Apple's Secret iOS 27 Plans Could Kill Grammarly (Or Make Writing Apps Way Better)

Published: 2026-03-31 ยท By FmaTRMarket Team

So here's something pretty wild that dropped this week - apparently iOS 27 is gonna have built-in grammar and writing suggestions that work just like Grammarly. The Mac Observer picked up on some leaked details, and honestly, this could change everything for how we write on our phones.

I've been running FmaTRMarket for about 3 years now, and I watch these tech developments pretty closely since they affect what our customers need. Right now, we sell a ton of Grammarly subscriptions at $45/year (way cheaper than the $144 US price), but this Apple news has me thinking about what's coming next.

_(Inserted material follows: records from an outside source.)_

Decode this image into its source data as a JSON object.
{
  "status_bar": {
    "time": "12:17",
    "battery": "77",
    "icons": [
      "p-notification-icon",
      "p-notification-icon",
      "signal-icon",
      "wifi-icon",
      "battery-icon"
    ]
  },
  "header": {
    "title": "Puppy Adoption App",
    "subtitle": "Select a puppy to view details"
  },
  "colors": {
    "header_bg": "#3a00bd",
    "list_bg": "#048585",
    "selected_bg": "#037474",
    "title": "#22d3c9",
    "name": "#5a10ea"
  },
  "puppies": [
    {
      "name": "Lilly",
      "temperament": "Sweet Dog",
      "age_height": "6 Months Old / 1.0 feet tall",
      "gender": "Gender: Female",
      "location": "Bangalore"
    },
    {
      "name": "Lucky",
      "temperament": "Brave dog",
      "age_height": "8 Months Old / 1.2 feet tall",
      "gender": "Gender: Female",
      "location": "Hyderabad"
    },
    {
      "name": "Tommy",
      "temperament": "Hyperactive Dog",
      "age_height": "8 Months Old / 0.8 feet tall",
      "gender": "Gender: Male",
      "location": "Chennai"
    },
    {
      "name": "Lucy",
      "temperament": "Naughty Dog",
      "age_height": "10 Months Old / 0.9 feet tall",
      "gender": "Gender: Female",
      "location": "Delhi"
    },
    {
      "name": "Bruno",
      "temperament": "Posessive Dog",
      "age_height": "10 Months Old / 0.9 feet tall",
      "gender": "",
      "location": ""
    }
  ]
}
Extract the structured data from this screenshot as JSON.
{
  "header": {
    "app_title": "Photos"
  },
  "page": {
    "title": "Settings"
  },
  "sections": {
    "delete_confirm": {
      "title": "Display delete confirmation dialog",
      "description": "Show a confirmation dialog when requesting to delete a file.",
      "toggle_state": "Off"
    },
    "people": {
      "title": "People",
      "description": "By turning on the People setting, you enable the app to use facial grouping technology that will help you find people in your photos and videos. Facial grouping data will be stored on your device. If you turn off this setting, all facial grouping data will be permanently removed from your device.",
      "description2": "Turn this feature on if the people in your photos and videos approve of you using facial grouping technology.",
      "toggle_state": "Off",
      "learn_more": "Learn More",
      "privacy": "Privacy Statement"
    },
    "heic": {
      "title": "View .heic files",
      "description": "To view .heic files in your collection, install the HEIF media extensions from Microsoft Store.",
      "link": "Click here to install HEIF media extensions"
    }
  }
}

What Apple's Actually Building

From what I'm reading, iOS 27 will have real-time grammar checking built right into the system keyboard. Not just the basic autocorrect we have now that fixes "teh" to "the", but actual writing suggestions like fixing run-on sentences, suggesting better word choices, and catching grammar mistakes as you type.

That's a big deal because it means every app on your iPhone would get these features automatically. Texting, emails, social media posts, notes - everything would have smart writing help without needing a separate app.

But Here's the Thing

Apple's track record with text features is... mixed. Remember when Siri was supposed to revolutionize voice commands? Or how autocorrect still changes "ducking" to something else entirely? I think they're great at hardware and design, but software that understands language nuances? That's Google and OpenAI territory.

Grammarly has been perfecting their writing AI since 2009. They know the difference between casual texting tone and professional email tone. They understand context in ways that Apple's current text features definitely don't.

And honestly, even if Apple nails the basic grammar stuff, power users are still gonna want the advanced features. Things like plagiarism checking, tone adjustments, writing style suggestions, and integration with professional writing workflows.

What This Means for Regular Users

For most iPhone users, having decent grammar checking built-in will be awesome. No extra apps to download, no subscriptions to manage. Just better writing by default.

But if you're someone who writes a lot - whether that's work emails, blog posts, or just wanting your social media to look polished - you're probably still gonna need something more robust. That's where services like Grammarly come in, and why we keep stocking it at $45/year instead of the crazy $144 US pricing.

iOS 27 won't drop until 2026 anyway, so we've got time to see how this plays out. But knowing Apple, they'll probably start with basic features and slowly add more advanced stuff over several updates.

Competition is good though. Maybe this pushes Grammarly to innovate even more, or maybe Apple actually builds something that works better than expected. Either way, we're all gonna end up with better writing tools.